As an association, our approach to the environmental humanities is inclusive, transnational, and multilingual. We engage with interconnected areas such as Indigenous knowledge, decolonization, critical race studies, animal studies, gender, sexuality, disability, and education. We welcome the participation of individuals from any related scholarly, activist, or artistic communities, and we aim to facilitate collaboration across life experiences and career stages.

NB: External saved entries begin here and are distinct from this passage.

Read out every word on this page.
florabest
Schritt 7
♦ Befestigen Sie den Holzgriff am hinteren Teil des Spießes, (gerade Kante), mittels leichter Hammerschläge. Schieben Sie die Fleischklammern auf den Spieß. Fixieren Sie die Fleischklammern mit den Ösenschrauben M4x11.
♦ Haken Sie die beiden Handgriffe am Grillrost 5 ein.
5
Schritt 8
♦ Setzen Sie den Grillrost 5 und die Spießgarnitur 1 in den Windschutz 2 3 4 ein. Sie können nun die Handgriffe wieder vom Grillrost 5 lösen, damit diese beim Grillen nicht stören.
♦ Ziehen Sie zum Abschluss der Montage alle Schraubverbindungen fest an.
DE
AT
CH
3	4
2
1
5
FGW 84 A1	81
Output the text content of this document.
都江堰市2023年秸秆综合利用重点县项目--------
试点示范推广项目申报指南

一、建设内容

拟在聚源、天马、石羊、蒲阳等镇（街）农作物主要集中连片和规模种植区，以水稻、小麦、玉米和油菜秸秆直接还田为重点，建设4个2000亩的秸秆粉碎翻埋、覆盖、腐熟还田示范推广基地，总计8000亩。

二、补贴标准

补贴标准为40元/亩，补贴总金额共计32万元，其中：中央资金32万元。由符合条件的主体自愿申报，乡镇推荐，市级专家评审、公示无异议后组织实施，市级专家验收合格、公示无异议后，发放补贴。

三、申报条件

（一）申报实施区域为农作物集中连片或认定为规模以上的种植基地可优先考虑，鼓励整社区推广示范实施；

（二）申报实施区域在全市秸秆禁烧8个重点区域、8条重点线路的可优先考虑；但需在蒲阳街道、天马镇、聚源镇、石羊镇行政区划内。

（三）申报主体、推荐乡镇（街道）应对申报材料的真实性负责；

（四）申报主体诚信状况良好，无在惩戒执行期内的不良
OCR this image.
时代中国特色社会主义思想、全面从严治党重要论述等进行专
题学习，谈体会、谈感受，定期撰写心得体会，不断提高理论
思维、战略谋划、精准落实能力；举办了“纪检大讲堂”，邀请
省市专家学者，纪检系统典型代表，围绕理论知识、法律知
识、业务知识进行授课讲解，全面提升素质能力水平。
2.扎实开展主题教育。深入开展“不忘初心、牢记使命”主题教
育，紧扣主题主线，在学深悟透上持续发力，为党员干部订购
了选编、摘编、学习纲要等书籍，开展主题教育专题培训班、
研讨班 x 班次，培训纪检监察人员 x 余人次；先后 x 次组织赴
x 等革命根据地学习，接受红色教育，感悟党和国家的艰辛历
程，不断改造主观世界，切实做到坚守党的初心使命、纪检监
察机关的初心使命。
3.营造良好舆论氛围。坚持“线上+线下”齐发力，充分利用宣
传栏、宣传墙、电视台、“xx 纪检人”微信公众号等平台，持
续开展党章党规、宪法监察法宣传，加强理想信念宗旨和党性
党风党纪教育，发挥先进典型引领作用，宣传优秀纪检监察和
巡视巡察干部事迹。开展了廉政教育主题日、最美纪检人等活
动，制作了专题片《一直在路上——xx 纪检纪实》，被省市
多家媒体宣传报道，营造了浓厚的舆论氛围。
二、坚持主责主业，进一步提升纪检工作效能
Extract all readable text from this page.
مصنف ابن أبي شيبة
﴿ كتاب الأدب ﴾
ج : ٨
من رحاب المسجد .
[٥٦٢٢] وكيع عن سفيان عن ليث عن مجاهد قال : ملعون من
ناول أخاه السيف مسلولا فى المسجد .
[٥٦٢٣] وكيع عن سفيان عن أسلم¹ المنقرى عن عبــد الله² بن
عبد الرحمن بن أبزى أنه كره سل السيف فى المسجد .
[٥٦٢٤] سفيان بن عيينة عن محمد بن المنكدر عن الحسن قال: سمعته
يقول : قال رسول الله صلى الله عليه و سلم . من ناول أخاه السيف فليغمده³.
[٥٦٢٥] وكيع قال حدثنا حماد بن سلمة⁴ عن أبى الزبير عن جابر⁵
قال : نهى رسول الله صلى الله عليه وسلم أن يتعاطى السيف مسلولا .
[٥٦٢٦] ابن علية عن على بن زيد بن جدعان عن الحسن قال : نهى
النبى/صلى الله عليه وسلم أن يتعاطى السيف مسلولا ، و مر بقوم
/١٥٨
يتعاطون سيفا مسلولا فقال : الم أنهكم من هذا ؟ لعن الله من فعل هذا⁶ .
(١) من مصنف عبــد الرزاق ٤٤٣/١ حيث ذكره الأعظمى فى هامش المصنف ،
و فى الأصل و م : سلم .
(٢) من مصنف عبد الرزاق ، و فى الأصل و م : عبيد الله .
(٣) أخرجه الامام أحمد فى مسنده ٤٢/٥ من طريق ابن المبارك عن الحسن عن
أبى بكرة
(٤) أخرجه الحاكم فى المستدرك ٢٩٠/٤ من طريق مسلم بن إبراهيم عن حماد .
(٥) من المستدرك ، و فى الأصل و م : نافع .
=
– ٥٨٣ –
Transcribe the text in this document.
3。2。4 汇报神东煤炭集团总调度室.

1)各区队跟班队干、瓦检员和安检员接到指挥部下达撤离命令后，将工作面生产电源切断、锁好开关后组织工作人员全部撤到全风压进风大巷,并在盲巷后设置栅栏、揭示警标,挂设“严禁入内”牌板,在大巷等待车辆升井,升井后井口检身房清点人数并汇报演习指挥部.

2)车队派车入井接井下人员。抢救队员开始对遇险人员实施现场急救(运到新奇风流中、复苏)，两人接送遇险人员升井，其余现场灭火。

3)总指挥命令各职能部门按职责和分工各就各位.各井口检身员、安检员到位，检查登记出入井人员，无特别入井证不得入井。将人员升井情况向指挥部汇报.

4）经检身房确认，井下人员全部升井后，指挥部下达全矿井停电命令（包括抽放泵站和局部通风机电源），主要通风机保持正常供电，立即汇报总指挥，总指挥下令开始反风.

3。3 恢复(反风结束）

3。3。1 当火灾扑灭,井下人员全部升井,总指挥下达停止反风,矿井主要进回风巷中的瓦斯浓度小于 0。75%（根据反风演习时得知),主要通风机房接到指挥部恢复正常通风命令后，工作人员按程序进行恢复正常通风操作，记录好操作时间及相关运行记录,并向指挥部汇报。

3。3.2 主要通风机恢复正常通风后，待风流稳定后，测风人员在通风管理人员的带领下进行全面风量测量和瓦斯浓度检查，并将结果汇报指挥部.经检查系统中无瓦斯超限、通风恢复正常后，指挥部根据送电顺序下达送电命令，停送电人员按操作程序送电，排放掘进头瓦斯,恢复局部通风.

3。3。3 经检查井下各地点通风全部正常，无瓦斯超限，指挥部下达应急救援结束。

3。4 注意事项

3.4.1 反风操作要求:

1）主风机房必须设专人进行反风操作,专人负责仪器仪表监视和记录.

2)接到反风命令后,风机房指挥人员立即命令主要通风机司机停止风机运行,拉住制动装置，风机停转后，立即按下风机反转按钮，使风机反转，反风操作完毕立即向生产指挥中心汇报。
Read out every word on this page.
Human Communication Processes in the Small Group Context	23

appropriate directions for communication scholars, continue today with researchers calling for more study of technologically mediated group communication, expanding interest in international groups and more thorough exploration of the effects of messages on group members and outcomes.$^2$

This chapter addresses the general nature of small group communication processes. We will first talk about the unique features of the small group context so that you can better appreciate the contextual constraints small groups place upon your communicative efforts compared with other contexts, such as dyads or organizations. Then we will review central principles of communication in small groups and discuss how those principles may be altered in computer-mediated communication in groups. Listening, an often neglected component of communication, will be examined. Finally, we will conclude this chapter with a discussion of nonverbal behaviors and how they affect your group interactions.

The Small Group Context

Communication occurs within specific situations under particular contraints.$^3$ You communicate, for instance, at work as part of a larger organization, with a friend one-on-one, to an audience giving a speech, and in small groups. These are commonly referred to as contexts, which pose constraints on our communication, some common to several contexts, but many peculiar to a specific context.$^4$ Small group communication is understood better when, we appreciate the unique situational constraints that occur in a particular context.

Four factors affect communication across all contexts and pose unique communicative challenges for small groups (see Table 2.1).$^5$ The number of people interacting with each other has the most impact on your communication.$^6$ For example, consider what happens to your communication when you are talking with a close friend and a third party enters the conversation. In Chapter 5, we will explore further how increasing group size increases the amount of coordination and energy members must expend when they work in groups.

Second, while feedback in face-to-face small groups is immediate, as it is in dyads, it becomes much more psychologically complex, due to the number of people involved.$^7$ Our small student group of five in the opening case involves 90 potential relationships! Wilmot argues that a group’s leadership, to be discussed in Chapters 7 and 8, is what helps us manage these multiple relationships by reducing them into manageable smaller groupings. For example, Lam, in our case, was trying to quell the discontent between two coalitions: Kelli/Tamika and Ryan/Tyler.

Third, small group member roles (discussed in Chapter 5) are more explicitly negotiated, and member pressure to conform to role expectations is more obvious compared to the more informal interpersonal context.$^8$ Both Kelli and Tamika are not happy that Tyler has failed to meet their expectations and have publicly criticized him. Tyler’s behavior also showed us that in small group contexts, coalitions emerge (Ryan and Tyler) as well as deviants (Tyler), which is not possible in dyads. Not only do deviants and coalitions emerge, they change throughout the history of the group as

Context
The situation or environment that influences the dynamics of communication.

ALECC supports its members through an array of volunteer-driven initiatives. We organize a biennial conference, publish our journal The Goose: A Journal of Arts, Environment, and Culture in Canada, maintain an active membership and listserv, run our website, and award the Alanna Bondar Memorial Book Prize. We regularly fund member-organized local and regional events, such as poetry readings; and we build and maintain connections with other environmental and cultural organizations. Graduate students play leadership roles in ALECC and are supported with conference travel funding when possible.